Елена Эфрос возле статуи Фемиды. Фото: Наталья Савоськина

Елена Эфрос — мама Жени — стоит рядом со статуей Фемиды, к которой всех от дверей зала отгоняют приставы.

На выходе Елене Михайловне еще приходится утешать камеры:

— Суд, по моему мнению, зашел в тупик, причем давно… Есть слабая надежда, что судейские это тоже сейчас поняли, поэтому затягивают, но может быть, это и не так. Я не знаю. Идет топтание на месте и ходьба по кругу, чего они хотят вытоптать — я не знаю.

— Как там Женя?

— Женя выглядит прекрасно, защищает себя хорошо. Линия защиты, которую они выработали с адвокатами, кажется умной.
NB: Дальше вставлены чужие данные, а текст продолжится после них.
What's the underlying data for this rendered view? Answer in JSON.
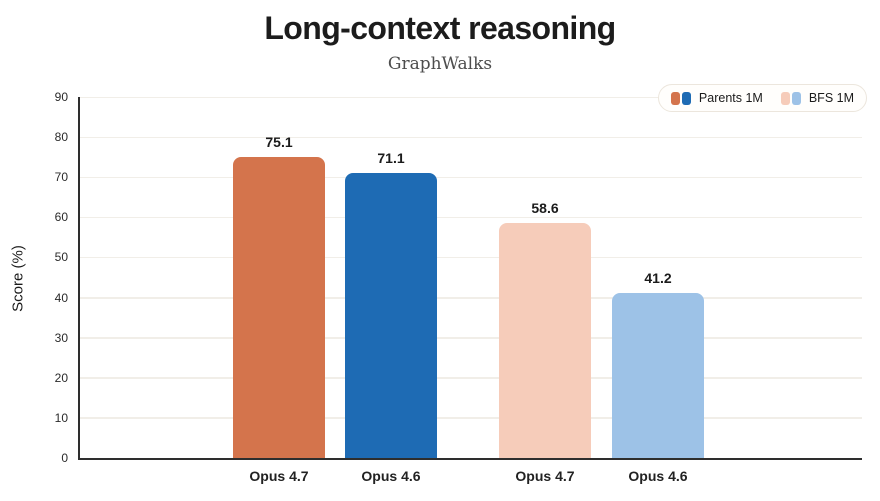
{
  "chart_data": {
    "type": "bar",
    "title": "Long-context reasoning",
    "subtitle": "GraphWalks",
    "xlabel": "",
    "ylabel": "Score (%)",
    "ylim": [
      0,
      90
    ],
    "yticks": [
      0,
      10,
      20,
      30,
      40,
      50,
      60,
      70,
      80,
      90
    ],
    "grid": true,
    "legend_position": "top-right",
    "categories": [
      "Opus 4.7",
      "Opus 4.6",
      "Opus 4.7",
      "Opus 4.6"
    ],
    "series": [
      {
        "name": "Parents 1M",
        "categories": [
          "Opus 4.7",
          "Opus 4.6"
        ],
        "values": [
          75.1,
          71.1
        ],
        "colors": [
          "#d4744c",
          "#1e6bb4"
        ]
      },
      {
        "name": "BFS 1M",
        "categories": [
          "Opus 4.7",
          "Opus 4.6"
        ],
        "values": [
          58.6,
          41.2
        ],
        "colors": [
          "#f6ccba",
          "#9dc2e7"
        ]
      }
    ]
  },
  "colors": {
    "axis": "#2e2e2e",
    "gridline": "#f1eee8",
    "text": "#1b1b1b",
    "subtitle_text": "#4d4d4d"
  }
}
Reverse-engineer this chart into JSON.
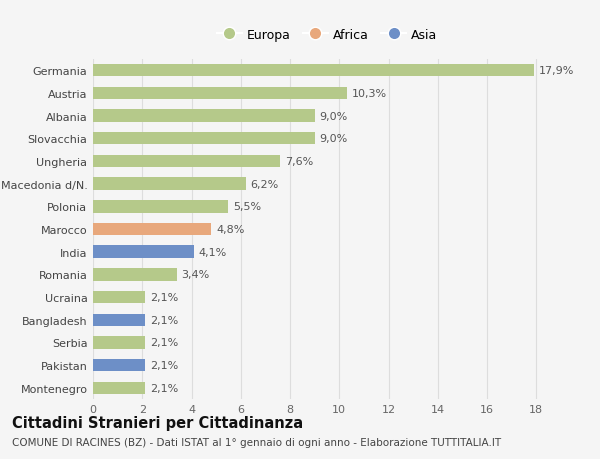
{
  "categories": [
    "Montenegro",
    "Pakistan",
    "Serbia",
    "Bangladesh",
    "Ucraina",
    "Romania",
    "India",
    "Marocco",
    "Polonia",
    "Macedonia d/N.",
    "Ungheria",
    "Slovacchia",
    "Albania",
    "Austria",
    "Germania"
  ],
  "values": [
    2.1,
    2.1,
    2.1,
    2.1,
    2.1,
    3.4,
    4.1,
    4.8,
    5.5,
    6.2,
    7.6,
    9.0,
    9.0,
    10.3,
    17.9
  ],
  "labels": [
    "2,1%",
    "2,1%",
    "2,1%",
    "2,1%",
    "2,1%",
    "3,4%",
    "4,1%",
    "4,8%",
    "5,5%",
    "6,2%",
    "7,6%",
    "9,0%",
    "9,0%",
    "10,3%",
    "17,9%"
  ],
  "bar_colors": [
    "#b5c98a",
    "#6d8fc7",
    "#b5c98a",
    "#6d8fc7",
    "#b5c98a",
    "#b5c98a",
    "#6d8fc7",
    "#e8a87c",
    "#b5c98a",
    "#b5c98a",
    "#b5c98a",
    "#b5c98a",
    "#b5c98a",
    "#b5c98a",
    "#b5c98a"
  ],
  "legend_labels": [
    "Europa",
    "Africa",
    "Asia"
  ],
  "legend_colors": [
    "#b5c98a",
    "#e8a87c",
    "#6d8fc7"
  ],
  "title": "Cittadini Stranieri per Cittadinanza",
  "subtitle": "COMUNE DI RACINES (BZ) - Dati ISTAT al 1° gennaio di ogni anno - Elaborazione TUTTITALIA.IT",
  "xlim": [
    0,
    19
  ],
  "xticks": [
    0,
    2,
    4,
    6,
    8,
    10,
    12,
    14,
    16,
    18
  ],
  "background_color": "#f5f5f5",
  "plot_bg_color": "#f5f5f5",
  "grid_color": "#dddddd",
  "bar_height": 0.55,
  "label_fontsize": 8,
  "tick_fontsize": 8,
  "title_fontsize": 10.5,
  "subtitle_fontsize": 7.5
}
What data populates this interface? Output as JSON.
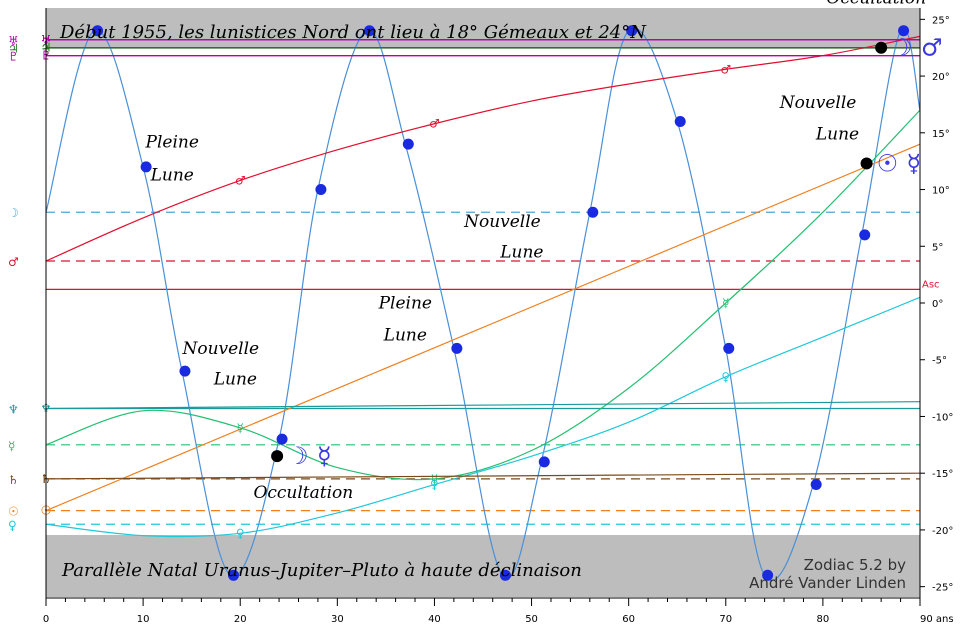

— Как вам показания Карпука?

— Я не была. То, что я читала, это смешно. Такое ощущение, что человек читает с листа текст, написанный кем-то другим, и не очень понимает. Может быть, он не очень грамотный — ну, в школьном смысле этого слова. То, что он актер… он себя очень сильно скомпроментировал таким плохим знанием роли.

— Жене дают звонки?

— Достаточно редко, и она использует их, чтобы связаться с людьми, кто не может прийти в суд или написать письмо, например, ее 90-летняя бабушка или ее дети. Мне она звонит изредка. Всем рекомендую ФСИН-письмо. Прекрасный сервис.